Selama 69 tahun kemerdekaan
Indonesia, satu wacana seakan tak pernah sirna dalam kehidupan bangsa kita
yaitu tentang SARA (suku, agama, ras, antar golongan). Sejak masa sidang BPUPK
(Badan Penyelidik Usaha Persiapan Kemerdekaan), perdebatan Indonesia merdeka
itu negara siapa telah ada. Apakah untuk kelompok ras tertentu? Apakah untuk
kelompok agama tertentu? Apakah untuk kelompok suku tertentu? Kita berpikir
dengan ditetapkan Pancasila dan UUD 1945 perdebatan itu telah selesai. Bahwa
Indonesia yang merdeka adalah negara untuk semua. Sayangnya di masa modern
sekarang, perdebatan itu tampak belum benar-benar tuntas.

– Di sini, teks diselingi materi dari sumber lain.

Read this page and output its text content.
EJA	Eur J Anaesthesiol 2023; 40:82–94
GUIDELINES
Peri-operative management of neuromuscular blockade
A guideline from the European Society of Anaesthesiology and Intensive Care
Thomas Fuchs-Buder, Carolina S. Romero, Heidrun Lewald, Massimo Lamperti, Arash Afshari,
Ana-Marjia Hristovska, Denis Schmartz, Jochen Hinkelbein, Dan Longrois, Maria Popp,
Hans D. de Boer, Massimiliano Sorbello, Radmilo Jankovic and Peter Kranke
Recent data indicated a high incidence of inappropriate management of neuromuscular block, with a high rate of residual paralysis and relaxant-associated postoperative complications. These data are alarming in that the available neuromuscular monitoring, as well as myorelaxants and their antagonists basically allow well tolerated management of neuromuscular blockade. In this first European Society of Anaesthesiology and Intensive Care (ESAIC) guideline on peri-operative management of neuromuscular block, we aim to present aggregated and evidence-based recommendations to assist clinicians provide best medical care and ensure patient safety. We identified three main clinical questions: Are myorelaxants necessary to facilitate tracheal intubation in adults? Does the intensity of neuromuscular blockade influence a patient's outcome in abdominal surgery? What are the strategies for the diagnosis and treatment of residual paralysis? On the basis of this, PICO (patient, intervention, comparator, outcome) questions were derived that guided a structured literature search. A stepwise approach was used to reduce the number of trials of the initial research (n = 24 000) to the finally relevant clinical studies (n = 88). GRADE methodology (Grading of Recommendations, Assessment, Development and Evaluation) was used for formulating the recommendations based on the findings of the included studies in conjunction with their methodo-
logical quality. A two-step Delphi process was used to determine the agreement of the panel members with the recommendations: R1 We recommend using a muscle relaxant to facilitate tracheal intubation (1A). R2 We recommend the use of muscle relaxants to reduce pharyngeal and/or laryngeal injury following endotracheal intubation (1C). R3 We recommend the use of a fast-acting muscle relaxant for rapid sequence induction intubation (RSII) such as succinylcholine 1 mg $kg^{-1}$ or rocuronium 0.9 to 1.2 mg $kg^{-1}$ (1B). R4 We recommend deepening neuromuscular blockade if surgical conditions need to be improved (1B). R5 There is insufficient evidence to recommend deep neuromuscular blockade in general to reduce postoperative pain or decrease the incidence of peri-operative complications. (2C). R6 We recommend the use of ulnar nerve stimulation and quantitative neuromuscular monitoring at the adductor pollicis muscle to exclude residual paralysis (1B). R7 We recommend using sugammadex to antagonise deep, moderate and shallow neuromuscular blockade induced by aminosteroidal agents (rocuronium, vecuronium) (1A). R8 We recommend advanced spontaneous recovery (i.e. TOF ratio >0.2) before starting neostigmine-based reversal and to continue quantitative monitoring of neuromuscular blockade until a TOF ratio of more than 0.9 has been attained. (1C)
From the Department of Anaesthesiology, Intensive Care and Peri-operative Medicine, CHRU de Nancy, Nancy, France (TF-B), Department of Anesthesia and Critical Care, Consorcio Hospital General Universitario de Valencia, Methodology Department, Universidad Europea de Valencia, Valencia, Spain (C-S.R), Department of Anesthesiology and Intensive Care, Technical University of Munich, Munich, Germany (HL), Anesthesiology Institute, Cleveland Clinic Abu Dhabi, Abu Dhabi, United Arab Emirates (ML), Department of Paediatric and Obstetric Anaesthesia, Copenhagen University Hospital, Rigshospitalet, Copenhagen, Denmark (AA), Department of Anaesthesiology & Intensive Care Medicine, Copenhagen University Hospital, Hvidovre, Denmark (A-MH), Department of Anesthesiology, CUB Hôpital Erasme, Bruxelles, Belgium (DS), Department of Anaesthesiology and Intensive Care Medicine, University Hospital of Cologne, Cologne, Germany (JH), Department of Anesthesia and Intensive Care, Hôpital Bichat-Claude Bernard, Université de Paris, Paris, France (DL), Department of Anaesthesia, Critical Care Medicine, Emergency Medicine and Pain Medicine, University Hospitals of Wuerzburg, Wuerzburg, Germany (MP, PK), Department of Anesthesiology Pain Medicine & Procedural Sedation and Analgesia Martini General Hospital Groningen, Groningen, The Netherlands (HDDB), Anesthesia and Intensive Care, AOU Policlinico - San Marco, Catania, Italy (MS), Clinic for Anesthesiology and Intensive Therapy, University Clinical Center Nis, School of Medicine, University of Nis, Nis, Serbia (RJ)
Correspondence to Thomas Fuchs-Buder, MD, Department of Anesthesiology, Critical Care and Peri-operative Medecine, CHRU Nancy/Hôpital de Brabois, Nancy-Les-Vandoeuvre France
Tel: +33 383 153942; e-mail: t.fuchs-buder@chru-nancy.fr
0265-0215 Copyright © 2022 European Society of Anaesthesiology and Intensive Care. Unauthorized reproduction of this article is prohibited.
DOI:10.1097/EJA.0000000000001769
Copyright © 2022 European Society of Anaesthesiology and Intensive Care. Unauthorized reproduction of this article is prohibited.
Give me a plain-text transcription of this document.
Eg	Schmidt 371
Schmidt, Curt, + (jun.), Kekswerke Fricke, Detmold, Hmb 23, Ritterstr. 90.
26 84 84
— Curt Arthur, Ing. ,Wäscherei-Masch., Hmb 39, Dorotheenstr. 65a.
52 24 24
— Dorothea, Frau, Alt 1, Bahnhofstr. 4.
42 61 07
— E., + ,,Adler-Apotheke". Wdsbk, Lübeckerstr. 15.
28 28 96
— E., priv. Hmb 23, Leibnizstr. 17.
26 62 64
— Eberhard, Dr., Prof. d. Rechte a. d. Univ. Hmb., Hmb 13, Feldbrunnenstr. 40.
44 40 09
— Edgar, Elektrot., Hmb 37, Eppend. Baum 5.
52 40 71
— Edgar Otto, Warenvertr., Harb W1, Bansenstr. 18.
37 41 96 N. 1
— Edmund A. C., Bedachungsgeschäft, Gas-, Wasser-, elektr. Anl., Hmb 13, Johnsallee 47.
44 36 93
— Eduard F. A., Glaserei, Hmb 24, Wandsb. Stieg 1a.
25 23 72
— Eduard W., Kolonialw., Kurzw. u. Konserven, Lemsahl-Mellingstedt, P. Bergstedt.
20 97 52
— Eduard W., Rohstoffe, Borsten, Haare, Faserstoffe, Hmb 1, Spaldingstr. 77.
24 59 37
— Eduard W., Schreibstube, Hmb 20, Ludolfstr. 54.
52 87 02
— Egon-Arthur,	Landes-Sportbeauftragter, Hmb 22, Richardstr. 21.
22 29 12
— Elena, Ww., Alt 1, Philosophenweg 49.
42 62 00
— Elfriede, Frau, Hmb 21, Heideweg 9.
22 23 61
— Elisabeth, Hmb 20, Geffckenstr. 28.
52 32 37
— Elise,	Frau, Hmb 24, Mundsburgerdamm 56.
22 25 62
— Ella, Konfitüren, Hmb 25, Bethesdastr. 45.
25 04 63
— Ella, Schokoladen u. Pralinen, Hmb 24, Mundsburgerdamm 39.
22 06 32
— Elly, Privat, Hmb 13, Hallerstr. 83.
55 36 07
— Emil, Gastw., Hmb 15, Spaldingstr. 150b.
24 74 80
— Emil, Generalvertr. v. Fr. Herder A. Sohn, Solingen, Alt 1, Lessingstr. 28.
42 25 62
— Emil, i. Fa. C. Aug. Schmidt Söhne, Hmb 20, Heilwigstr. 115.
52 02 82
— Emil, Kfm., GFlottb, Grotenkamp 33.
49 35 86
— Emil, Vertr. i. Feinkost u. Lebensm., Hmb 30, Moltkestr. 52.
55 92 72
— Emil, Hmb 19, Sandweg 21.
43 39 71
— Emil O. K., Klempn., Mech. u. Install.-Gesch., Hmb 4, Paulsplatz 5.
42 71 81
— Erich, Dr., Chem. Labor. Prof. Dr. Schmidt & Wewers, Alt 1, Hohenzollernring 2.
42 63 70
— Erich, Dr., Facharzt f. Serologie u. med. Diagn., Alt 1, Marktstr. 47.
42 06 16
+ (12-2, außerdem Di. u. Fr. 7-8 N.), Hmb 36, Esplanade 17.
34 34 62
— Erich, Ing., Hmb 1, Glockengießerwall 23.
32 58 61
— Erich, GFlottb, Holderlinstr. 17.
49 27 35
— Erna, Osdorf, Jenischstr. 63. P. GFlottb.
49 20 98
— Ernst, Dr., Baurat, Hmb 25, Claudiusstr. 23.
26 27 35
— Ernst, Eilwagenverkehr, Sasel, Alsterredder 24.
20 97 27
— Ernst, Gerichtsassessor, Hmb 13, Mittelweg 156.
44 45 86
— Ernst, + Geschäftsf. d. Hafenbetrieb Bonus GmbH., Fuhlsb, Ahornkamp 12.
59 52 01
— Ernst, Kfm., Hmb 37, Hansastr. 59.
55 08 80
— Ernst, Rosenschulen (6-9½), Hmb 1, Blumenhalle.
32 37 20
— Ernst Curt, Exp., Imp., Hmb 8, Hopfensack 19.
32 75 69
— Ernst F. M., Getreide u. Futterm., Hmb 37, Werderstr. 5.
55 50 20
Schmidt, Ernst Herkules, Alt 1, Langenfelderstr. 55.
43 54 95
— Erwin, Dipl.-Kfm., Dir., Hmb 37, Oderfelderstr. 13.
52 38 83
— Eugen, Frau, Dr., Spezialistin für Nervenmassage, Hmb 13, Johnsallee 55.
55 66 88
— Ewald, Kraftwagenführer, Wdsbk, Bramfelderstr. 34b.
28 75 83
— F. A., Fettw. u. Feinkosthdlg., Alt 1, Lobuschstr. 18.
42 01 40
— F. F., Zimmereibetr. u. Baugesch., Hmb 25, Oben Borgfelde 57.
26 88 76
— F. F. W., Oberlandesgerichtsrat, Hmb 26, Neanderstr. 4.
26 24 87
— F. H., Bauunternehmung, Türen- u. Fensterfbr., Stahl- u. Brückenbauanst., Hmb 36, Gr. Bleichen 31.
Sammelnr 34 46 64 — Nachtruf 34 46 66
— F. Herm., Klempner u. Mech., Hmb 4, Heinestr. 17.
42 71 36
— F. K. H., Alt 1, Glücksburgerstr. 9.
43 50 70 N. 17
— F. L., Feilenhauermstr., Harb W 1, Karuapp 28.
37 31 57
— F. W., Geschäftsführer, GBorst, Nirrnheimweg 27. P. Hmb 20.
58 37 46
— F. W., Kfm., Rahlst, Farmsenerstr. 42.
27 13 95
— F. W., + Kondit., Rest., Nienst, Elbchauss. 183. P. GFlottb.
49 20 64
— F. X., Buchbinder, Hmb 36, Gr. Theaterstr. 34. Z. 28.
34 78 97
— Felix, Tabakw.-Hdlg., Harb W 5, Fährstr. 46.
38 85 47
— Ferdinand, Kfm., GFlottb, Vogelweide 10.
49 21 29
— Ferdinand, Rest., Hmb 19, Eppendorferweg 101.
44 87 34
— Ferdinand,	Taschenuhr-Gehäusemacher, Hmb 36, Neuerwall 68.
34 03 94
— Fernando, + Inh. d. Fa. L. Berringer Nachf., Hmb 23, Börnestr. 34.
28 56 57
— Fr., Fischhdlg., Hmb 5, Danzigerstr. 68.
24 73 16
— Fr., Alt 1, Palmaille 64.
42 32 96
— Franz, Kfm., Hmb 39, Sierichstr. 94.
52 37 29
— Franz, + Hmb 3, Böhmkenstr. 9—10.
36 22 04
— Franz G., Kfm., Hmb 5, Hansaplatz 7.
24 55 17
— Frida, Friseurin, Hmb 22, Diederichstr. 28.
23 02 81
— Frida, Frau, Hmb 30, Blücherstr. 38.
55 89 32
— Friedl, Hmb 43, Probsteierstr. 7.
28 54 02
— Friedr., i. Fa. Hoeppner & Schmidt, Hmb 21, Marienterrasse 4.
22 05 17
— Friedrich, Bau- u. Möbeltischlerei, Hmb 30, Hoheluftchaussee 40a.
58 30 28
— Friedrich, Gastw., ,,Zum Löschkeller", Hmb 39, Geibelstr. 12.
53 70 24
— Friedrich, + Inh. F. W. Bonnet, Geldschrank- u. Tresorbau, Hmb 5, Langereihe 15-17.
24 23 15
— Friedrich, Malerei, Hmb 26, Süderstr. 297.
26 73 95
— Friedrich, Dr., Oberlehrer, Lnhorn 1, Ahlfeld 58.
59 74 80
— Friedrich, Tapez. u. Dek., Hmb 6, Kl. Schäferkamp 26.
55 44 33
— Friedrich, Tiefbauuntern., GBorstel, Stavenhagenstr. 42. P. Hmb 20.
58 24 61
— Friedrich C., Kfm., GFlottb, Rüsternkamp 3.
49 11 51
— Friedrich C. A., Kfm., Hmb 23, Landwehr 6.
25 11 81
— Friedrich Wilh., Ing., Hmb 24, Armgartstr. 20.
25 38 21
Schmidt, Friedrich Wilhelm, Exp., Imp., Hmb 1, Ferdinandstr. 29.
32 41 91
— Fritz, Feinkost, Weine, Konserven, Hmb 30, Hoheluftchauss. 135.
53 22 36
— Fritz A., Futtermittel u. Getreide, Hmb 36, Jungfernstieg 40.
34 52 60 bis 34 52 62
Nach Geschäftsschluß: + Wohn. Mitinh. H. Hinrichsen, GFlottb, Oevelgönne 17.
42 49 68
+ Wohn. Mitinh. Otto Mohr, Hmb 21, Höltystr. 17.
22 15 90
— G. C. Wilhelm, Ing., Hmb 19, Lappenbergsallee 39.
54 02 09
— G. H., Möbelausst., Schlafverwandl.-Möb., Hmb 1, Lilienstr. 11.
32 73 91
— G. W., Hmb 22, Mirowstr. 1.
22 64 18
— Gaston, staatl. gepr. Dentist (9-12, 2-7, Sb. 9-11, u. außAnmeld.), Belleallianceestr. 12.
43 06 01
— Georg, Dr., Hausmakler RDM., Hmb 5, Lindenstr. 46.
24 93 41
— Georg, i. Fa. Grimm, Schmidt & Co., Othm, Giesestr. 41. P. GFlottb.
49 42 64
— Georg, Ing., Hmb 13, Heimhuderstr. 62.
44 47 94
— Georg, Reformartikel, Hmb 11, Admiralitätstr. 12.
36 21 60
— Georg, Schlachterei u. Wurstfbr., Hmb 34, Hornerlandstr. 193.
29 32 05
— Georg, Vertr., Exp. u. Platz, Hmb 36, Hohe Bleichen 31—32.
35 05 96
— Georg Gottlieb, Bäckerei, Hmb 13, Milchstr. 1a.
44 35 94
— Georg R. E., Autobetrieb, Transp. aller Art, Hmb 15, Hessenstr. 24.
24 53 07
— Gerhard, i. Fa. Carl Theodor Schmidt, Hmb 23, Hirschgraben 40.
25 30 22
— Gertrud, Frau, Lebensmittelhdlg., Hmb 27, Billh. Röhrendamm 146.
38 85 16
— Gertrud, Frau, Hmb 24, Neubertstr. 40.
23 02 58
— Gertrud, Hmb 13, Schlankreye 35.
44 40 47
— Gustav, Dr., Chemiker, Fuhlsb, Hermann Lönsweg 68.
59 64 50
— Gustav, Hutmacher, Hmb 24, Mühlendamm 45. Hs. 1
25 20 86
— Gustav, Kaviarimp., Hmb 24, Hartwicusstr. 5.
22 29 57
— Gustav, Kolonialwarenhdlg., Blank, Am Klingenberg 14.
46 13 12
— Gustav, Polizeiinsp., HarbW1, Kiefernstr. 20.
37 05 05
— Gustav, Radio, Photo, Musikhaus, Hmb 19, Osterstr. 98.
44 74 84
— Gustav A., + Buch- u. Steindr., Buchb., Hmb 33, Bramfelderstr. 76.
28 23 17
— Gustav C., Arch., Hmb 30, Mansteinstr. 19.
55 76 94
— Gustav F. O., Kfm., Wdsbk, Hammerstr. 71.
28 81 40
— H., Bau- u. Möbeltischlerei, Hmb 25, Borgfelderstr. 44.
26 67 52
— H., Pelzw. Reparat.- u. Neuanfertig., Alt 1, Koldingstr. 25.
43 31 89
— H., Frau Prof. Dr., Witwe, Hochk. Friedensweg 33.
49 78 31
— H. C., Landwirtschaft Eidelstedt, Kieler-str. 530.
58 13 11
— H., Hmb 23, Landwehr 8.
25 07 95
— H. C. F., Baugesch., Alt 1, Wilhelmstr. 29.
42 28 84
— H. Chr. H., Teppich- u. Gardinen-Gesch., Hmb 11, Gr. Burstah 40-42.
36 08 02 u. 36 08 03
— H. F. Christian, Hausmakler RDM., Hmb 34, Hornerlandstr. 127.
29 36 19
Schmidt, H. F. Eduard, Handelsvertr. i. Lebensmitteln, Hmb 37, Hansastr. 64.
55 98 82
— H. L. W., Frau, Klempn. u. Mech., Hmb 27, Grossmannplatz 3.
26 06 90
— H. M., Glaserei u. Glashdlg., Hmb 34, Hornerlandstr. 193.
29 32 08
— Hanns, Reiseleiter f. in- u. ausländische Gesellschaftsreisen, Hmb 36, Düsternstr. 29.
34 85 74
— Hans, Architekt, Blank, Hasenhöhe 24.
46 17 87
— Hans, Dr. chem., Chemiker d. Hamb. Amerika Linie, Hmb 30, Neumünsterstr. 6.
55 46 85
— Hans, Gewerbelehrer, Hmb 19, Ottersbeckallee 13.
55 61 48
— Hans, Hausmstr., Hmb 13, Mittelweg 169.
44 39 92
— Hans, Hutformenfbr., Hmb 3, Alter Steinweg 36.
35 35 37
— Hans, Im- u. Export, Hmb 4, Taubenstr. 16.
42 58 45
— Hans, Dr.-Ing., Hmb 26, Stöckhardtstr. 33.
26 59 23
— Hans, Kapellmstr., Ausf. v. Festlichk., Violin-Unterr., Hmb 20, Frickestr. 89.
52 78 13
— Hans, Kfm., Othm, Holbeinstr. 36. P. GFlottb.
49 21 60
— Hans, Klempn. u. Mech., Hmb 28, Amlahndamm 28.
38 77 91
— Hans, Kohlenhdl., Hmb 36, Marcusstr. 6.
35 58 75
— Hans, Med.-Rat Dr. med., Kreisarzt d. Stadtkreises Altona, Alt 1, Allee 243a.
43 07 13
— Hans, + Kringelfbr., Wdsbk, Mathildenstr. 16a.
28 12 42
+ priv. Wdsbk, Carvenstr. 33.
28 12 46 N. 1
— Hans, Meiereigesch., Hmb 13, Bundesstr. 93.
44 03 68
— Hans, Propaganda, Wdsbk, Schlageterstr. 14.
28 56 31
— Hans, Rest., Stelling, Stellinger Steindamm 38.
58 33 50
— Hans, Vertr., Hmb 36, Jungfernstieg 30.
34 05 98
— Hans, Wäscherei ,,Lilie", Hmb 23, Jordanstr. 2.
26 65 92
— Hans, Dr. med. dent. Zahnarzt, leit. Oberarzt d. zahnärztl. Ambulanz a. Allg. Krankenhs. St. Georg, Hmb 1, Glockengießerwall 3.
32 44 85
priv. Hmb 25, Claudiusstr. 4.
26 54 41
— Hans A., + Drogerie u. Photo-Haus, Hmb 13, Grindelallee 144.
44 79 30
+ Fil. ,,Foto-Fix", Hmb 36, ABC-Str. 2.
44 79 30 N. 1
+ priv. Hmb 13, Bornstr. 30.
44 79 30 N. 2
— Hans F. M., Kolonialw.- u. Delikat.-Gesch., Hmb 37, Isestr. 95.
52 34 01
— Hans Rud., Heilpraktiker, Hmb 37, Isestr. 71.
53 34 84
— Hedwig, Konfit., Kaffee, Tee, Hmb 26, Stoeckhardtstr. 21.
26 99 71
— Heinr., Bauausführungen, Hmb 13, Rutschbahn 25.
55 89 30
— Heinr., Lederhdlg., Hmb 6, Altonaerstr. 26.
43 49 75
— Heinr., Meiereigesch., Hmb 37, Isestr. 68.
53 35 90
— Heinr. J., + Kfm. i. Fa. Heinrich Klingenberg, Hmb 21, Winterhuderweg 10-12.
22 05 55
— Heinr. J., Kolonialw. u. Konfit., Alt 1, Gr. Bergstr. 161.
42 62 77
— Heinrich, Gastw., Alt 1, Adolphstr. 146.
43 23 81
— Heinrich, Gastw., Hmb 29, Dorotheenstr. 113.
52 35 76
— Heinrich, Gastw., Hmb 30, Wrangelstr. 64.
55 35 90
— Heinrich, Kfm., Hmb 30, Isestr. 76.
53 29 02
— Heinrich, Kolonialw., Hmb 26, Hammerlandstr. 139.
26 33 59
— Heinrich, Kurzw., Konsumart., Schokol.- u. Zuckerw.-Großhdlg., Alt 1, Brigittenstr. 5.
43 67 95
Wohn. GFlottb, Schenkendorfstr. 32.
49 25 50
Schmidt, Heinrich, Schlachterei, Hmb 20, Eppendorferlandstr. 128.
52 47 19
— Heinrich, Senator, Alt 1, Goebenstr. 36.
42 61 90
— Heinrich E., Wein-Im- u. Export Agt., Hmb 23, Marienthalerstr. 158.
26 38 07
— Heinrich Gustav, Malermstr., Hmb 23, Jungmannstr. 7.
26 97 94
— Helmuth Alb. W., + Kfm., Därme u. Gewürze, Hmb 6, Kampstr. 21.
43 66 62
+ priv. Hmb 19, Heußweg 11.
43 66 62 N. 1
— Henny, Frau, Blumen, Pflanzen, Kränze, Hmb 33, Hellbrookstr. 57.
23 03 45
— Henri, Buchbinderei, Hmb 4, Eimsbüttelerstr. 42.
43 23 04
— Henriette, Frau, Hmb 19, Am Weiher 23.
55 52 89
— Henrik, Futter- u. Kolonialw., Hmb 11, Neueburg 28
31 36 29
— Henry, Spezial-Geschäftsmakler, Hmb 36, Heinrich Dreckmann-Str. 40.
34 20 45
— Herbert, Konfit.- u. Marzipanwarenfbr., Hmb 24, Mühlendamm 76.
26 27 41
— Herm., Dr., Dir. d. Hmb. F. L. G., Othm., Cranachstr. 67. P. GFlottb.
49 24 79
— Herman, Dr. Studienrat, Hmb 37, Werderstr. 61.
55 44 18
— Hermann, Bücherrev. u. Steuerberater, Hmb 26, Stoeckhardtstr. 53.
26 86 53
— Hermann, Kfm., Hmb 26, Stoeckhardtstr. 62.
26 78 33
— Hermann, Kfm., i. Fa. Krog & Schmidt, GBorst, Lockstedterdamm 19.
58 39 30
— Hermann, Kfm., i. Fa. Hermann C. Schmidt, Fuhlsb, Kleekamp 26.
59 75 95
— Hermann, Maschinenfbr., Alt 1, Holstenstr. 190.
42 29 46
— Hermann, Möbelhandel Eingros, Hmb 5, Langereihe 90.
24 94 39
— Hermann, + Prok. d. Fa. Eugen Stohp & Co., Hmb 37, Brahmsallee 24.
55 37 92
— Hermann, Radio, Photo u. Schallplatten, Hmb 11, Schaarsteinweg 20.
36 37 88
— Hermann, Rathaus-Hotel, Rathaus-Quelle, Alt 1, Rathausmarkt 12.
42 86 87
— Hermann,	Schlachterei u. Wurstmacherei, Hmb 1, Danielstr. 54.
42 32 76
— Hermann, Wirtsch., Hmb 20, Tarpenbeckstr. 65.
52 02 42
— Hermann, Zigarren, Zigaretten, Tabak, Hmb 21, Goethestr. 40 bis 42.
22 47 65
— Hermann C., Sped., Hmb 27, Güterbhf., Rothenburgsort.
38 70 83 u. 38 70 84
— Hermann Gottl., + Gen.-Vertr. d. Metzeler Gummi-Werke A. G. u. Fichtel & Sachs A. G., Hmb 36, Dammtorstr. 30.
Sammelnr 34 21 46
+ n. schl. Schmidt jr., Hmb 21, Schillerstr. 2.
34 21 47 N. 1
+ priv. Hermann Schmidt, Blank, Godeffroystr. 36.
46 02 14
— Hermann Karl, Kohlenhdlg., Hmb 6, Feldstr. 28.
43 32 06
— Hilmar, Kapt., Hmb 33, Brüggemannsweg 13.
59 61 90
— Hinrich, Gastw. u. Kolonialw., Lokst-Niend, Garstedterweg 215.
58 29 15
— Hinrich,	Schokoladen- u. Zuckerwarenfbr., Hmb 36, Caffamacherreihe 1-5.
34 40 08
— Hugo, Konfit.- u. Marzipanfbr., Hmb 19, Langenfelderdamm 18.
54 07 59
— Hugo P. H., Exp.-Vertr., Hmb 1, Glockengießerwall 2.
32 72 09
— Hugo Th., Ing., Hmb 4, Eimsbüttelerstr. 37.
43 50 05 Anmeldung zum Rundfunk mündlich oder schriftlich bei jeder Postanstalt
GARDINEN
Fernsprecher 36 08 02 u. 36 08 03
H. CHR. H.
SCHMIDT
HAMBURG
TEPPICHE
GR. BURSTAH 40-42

Terutama di masa kampanye Pemilihan
Presiden-Wakil Presiden (Pilpres) 2014. Begitu derasnya tsunami isu SARA
merajalela baik di kehidupan nyata maupun kehidupan maya. Tidak hanya di
kalangan yang katanya berpendidikan tingkat bawah, namun juga di kalangan yang
sudah lulus tingkat atas. Pancasila dan Bhinneka Tunggal Ika diterpa dan diuji
ketahanannya di Pilpres 2014. Sejarah seakan mengulang diri ketika di masa Orde
Baru isu SARA menjadi komoditas politik. Komoditas yang puncaknya meletus dalam
kerusuhan Jakarta tahun 1998. Kala banyak orang langsung menaruh tanda di
gerbang rumahnya bahwa mereka menganut agama dan suku tertentu. Semua dilakukan
untuk menyelamatkan diri dari serangan fisik massa tertentu.
Ternyata SARA masih menjadi
komoditas politik yang dimanfaatkan dalam kondisi yang katanya jumlah kelas
menengah Indonesia mencapai 130 juta orang (sekitar 54 persen dari total
penduduk Indonesia), ekonomi terbesar Asia Tenggara yang akan segera menyambut
Masyarakat Ekonomi ASEAN 2015, negara dengan jumlah pengguna jejaring sosial
yang besar dalam skala global.
Sedih melihat masih ada yang
memainkan isu SARA untuk kepentingan politik semata. Sama sedihnya masih ada
yang percaya atas permainan isu SARA di Indonesia. Apa masih kurang banyak
darah yang tumpah di negeri ini karena permainan isu SARA? Apa masih kurang
banyak ketakutan dan kebencian di kehidupan sehari-hari bangsa ini karena
penghembusan isu SARA?
Rindu rasa menjalani kehidupan di
Indonesia tanpa dihantui provokasi dan agitasi SARA.